Clean-tech company in Sunnyvale, California

Luxim is a privately owned clean-tech company based in Sunnyvale, California, which was founded in 2000. Luxim manufactures a solid-state electrodeless lamp lighting system. Luxim technology is used in general lighting, entertainment lighting, instrumentation lighting and speciality lighting.

Their light-emitting plasma (LEP) lamp is claimed to be able to operate up to 50% more efficiently than conventional high-intensity discharge lamps (HIDs) while generating the same maintained lumen as a conventional 400-watt system at about half the energy. Luxim's light-emitting plasma is designed to complement LED. LEP is designed for use in high illuminance applications.

In the general lighting market, Luxim offers two products: the STA 41-01 and the STA 41-02. Both systems have a correlated color temperature (CCT) in the 5600–5700 range.

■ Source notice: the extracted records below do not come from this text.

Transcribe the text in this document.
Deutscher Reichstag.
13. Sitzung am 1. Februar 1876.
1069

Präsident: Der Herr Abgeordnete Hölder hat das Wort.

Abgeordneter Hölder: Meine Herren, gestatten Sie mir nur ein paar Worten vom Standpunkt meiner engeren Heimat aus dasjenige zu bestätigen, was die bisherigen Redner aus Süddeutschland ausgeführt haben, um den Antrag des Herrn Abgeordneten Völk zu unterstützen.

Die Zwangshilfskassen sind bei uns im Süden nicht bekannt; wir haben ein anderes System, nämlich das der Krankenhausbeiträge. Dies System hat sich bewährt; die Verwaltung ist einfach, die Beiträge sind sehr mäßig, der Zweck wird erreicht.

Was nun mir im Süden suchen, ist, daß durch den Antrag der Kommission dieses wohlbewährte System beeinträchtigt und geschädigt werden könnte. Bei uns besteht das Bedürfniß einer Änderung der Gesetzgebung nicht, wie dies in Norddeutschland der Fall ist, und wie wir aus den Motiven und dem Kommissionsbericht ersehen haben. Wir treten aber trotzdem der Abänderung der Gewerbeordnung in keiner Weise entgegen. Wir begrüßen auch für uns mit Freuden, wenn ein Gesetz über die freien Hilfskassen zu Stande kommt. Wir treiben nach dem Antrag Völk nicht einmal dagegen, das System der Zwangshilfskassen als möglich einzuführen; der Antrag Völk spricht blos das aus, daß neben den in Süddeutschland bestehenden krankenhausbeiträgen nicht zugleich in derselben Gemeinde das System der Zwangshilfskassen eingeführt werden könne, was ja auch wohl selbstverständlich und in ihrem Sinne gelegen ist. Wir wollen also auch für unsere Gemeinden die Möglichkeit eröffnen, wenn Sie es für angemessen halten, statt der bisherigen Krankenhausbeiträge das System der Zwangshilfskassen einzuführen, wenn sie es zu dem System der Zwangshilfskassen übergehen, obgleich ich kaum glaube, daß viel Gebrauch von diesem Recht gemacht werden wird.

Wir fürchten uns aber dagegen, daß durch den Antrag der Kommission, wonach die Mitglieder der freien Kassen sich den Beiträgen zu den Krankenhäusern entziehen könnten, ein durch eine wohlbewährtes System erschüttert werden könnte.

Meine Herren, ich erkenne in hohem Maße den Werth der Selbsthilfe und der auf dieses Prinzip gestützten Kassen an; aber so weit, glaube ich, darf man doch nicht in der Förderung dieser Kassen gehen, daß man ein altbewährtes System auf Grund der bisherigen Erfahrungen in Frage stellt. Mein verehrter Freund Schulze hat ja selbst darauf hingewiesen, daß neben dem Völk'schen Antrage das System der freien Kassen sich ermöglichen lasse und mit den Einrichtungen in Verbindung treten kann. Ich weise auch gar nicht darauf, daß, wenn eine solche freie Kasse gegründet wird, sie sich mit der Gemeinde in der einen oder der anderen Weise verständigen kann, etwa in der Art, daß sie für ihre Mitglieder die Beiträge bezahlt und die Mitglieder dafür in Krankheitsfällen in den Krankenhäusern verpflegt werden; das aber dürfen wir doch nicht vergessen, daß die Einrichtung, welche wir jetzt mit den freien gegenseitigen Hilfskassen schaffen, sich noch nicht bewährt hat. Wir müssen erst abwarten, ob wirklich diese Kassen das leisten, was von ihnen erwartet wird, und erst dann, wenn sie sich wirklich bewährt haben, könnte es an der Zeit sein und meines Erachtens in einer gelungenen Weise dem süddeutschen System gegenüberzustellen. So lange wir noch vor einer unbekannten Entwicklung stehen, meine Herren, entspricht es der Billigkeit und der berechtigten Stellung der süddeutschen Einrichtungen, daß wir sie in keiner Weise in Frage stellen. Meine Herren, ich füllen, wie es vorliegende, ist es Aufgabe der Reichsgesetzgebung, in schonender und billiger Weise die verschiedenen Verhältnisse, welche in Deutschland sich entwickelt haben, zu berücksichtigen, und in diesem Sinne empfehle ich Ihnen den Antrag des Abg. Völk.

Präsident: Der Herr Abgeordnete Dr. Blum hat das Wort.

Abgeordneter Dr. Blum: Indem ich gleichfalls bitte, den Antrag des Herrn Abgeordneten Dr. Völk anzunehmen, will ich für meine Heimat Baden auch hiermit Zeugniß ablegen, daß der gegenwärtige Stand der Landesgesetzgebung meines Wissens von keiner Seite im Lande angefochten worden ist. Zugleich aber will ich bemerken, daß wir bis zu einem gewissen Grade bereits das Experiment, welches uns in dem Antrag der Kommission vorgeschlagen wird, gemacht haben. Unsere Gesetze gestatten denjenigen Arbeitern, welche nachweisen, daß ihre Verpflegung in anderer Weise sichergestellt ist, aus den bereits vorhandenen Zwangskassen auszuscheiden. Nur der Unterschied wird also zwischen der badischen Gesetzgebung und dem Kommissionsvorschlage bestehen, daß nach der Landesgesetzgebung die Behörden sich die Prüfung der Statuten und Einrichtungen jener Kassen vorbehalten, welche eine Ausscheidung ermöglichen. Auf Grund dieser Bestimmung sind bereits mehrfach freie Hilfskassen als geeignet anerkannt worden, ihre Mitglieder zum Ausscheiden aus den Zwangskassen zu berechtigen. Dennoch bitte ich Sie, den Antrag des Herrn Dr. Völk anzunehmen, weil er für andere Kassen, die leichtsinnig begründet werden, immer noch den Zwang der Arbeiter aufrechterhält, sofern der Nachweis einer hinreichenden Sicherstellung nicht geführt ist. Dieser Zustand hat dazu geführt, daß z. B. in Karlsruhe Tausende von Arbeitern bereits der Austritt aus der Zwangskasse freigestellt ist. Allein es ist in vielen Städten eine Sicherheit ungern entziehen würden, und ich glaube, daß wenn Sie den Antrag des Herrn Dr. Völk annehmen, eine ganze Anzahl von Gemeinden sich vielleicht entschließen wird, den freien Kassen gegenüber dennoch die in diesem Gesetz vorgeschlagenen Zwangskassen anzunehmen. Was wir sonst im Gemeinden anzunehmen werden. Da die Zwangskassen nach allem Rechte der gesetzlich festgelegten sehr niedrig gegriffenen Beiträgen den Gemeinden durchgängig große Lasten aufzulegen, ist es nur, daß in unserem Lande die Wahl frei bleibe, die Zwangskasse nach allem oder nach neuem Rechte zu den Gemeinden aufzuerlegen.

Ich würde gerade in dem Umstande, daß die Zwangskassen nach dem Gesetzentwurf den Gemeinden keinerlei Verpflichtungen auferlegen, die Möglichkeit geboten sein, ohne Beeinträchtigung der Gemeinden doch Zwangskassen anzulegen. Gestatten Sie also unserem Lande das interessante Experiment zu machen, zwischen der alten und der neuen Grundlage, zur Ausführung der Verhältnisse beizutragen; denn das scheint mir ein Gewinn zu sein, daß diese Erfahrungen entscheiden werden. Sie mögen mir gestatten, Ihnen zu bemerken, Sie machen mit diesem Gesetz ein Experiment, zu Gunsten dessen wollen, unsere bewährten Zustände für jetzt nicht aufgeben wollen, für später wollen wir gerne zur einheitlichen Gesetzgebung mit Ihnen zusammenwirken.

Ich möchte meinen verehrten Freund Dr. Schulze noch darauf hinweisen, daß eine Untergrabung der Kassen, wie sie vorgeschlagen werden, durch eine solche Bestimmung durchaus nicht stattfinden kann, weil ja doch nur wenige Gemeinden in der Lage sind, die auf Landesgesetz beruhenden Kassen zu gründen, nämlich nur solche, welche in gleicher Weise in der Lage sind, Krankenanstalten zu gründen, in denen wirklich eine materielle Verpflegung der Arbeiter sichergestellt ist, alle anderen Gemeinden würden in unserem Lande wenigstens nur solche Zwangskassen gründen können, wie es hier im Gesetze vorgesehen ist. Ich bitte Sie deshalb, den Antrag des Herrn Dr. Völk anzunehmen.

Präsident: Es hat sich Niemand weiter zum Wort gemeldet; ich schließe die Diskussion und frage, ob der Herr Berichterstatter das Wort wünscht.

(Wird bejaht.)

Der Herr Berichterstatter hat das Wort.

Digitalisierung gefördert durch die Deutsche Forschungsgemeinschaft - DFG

The STA 41-01 has a color rendering index (CRI) of 75 and a life of 50,000 hours, the STA 41-02 has a CRI of 95 and a life of 30,000 hours. These products are used in high-illuminance applications such as streets, parking lots, big-box retailers, distribution centers, parks, and sports lighting applications.

Luxim works with a variety of luminare manufactures across the world. Presently, the following luminaire types are available on the market: Cobra head, shoe-box, high bay, low bay, canopy, aquarium, and architectural.

In 2013, Luxim merged with Singapore-based Luma Investments Limited's energy-efficient total lighting company JK Yaming.